A speaker at an opioid conference this month at the University of Massachusetts mentioned a startling finding: In national surveys, when asked if they support safe consumption sites, 29 percent of survey takers approved; when asked about overdose prevention sites, the approval rate went up to 45 percent.
Both names refer to the same thing.
Tapestry Health Executive Director Cheryl Zoll, who attended the Sept. 6 conference, “Addressing the Opioid Crisis in Small and Rural Communities in Western Massachusetts,” was surprised not only by the findings but the terminology.
“That was the first time I heard about calling safe injection facilities overdose prevention sites and I thought it was brilliant because that’s what it is,” she said.
Safe injection facilities are places where people can inject drugs in a supervised setting, which means in the event of an overdose, medical professionals are at the ready. Though not currently legal in the United States, there are around 100 in Canada, Australia and in Europe, where studies show they save lives by reversing overdose and improve health by providing treatment for a host of related ailments related to IV drug use.
For the record, this column is not about safe injection sites. It’s about language.
Word choice matters.
And there’s research backing that up, not only when it comes to safe injection sites versus overdose prevention sites, but also a host of other, often negative, language commonly used for people living with substance use disorders.
Researcher and psychologist John F. Kelly, founder of the Recovery Research Institute of Mass General Hospital, has conducted numerous studies looking at the role of language in the treatment of people with substance use disorders. He maintains that the findings are clear: when negative, stigmatizing words such as “addict” and “abuser” are used, people face discrimination.
In one study reported in the Journal of Drug Issues, Kelly and two co-authors tested responses to people described either as being a “substance abuser” or a “person with substance use disorder.” Study participants tended to view the person with substance use disorder as more in need of treatment, while seeing the substance abuser as engaged in “willful misconduct” caused by recklessness.
Kelly and his team also suggest that the routine use of terms like abuser take a toll on the people suffering from the disease of addiction because they internalize terms like abuser, “increasing their sense of shame and anxiety and creating a barrier to honest self-disclosure and treatment seeking.”
Another study presented doctoral-level mental health and addiction clinicians with two case studies about people in legal trouble due to alcohol or other drugs, one using the description substance abuser and the other “having a substance use disorder.” Kelly and his team found that clinicians were “significantly more likely” to judge the person as deserving of blame and punishment when the term abuser was used in the vignette.
“Even among well-trained mental health and addiction specialists, exposure to terms like ‘abuser’ creates an implicit cognitive bias that results in punitive judgments that may perpetuate stigmatizing attitudes towards individuals suffering from addiction,” Kelly and his team write.
In their study about safe injection versus overdose prevention sites, Johns Hopkins Bloomberg School of Public Health researchers found that public support of such facilities increased substantially when the term overdose prevention was used.
“The magnitude of the difference was large — 16 percentage points — suggesting that a fairly minor wording change could matter in shifting public support for this harm reduction intervention,” the team wrote in a 2018 article published in the American Journal of Public Health.
“These findings raise the larger question of why so few Americans support this evidence-based policy to combat drug overdose deaths.

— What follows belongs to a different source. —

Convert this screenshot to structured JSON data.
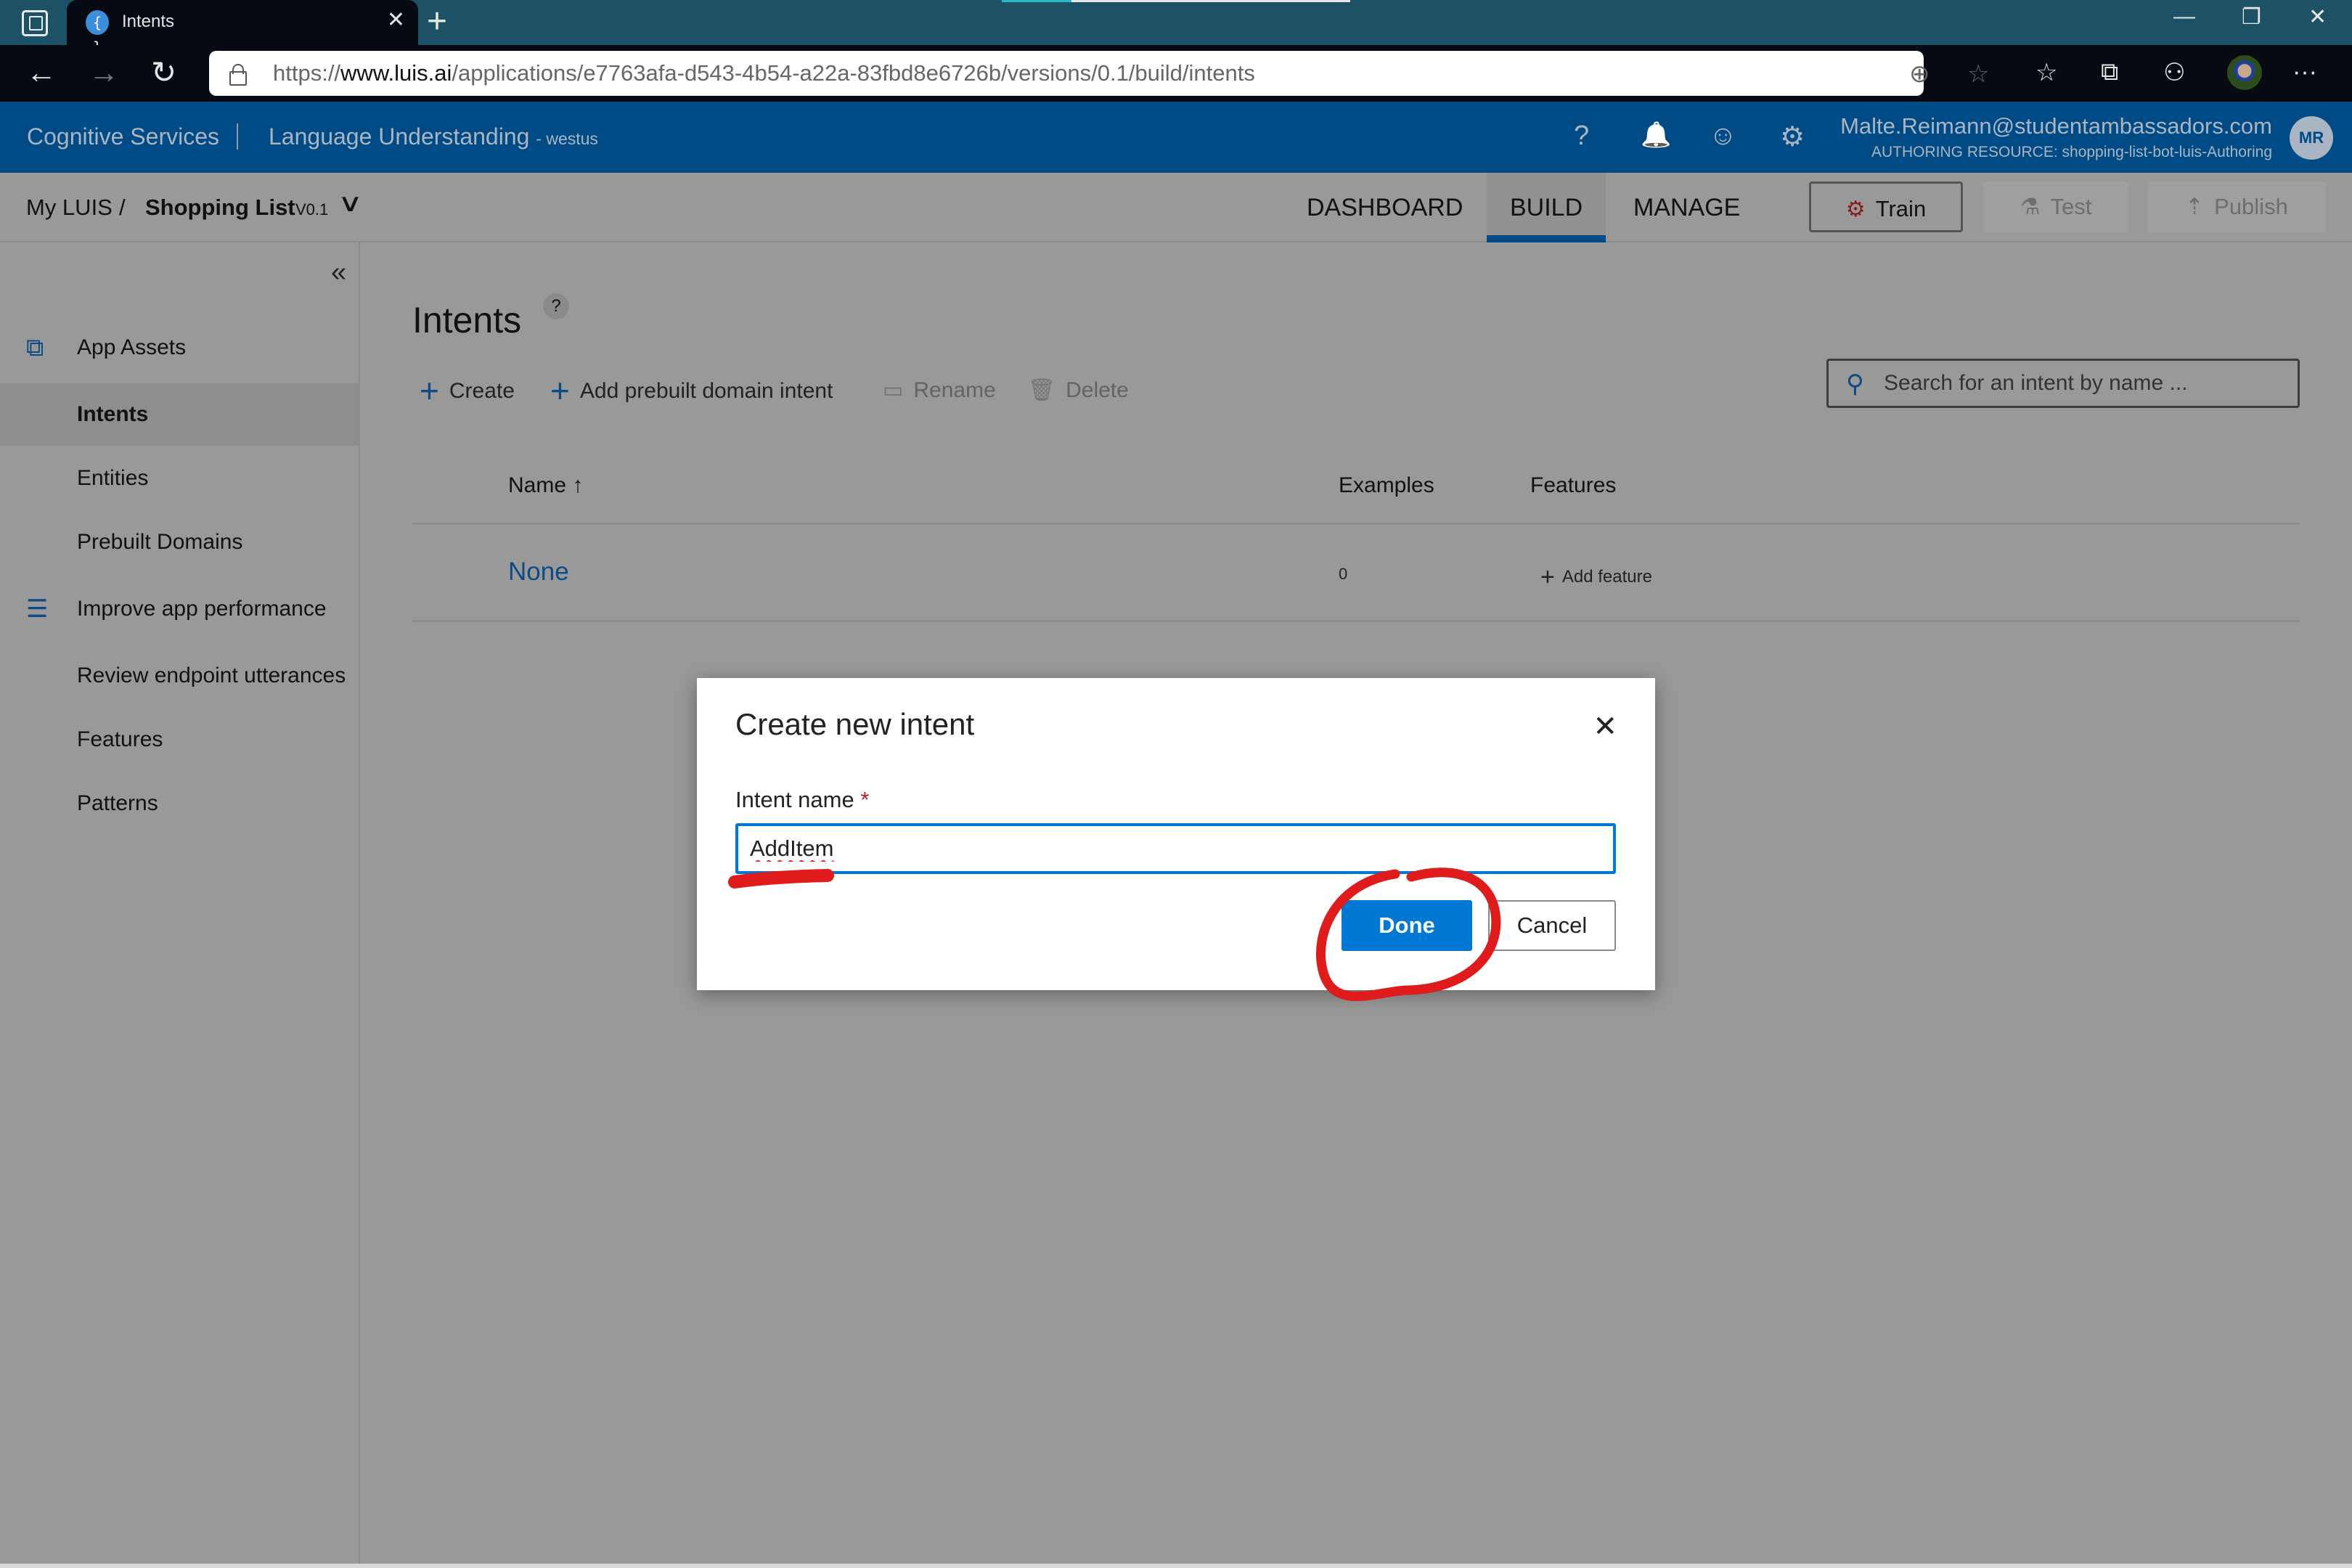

One likely explanation is pervasive, persistent stigma toward people who use drugs,” they wrote. “Stigma shapes beliefs about appropriate responses to the opioid epidemic.”
What does all of this mean?
In short, language is a powerful tool that shapes attitudes. What it means for the opioid overdose death epidemic is that while evidence-based prevention, treatment and recovery options are crucial, so, too, is a focus on the language used when discussing opioid use disorder and the people who suffer from it.
This science backs up what people in the harm reduction field have been saying for many years.
“When you call someone an addict or drug abuser, it completely removes the human element of it,” said Zoll, whose agency Tapestry offers a range of harm reduction strategies aimed at building respectful relationships with people dealing with substance use disorders.
“So much of the stigma is taking the person out of it and when you take the person out of it, you lose the compassion, the empathy, the understanding,” she said. “Our objective is to keep people alive as they struggle with this disorder.”
Laurie Loisel is director of community outreach and education at the Northwestern District Attorney’s office, which is part of the Hampshire HOPE opioid prevention coalition run out of the city of Northampton’s Health Department. Hampshire HOPE members contribute to this monthly column about local efforts addressing the opioid epidemic.